You don’t need to believe to believe in Saint Francis. Francis was the real thing, as innocent and poetic as his portraits, to judge by a letter he wrote to his friend Brother Leo that’s on display in the National Gallery’s enraptured exhibition about this inspiring figure. And his vision is as urgent as it was 800 years ago, seen in surprising finds including a medieval feminist fresco of Poor Clares, as the female Franciscan order was called, and a silvered horn given to Francis as a symbol of peace by Sultan al-Malik al-Kamil.
Saint Francis of Assisi is co-curated by the National Gallery’s director, Gabriele Finaldi. Considering his job, he’s refreshingly free from art snobbery. The show celebrates the sentimentality and artistic beauty Saint Francis inspires: as if you’d wandered into a baroque church in Naples where great art hovers amid candles, incense and grisly effigies. It includes a Marvel comic entitled Francis Brother of the Universe among paintings by El Greco and Fra Angelico. At first I thought: “What desperate stuff.” And do we really need to be greeted by an Antony Gormley statue spreading its arms and gazing heavenward? Yet it’s a valid inclusion, because it replicates the stance of the enraptured saint in a painting by Bellini.

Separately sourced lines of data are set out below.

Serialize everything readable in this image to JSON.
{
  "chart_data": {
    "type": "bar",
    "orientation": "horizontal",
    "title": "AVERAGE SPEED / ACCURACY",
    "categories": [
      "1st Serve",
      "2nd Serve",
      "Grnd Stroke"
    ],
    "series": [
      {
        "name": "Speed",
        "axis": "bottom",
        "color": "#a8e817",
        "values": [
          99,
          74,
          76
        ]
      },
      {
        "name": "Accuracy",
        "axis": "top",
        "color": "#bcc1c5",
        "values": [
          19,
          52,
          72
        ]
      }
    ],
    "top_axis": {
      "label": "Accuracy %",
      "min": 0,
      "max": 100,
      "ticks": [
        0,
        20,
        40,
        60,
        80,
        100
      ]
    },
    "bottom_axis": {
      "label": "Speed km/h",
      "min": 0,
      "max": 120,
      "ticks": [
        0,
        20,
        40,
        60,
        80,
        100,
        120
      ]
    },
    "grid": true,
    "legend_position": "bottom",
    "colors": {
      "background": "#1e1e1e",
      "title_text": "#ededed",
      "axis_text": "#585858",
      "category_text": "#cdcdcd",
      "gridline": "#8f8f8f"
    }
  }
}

The exhibition includes actual relics. The brown sackcloth habit and hempen belt that Francis is said to have worn are here, lent by the Basilica of Santa Croce in Florence. This matted fabric is juxtaposed with a 1953 abstract artwork Sacco, or Sack, by Alberto Burri, whose layers of worn sacking are perforated by a red circle that could be bloody stigmata.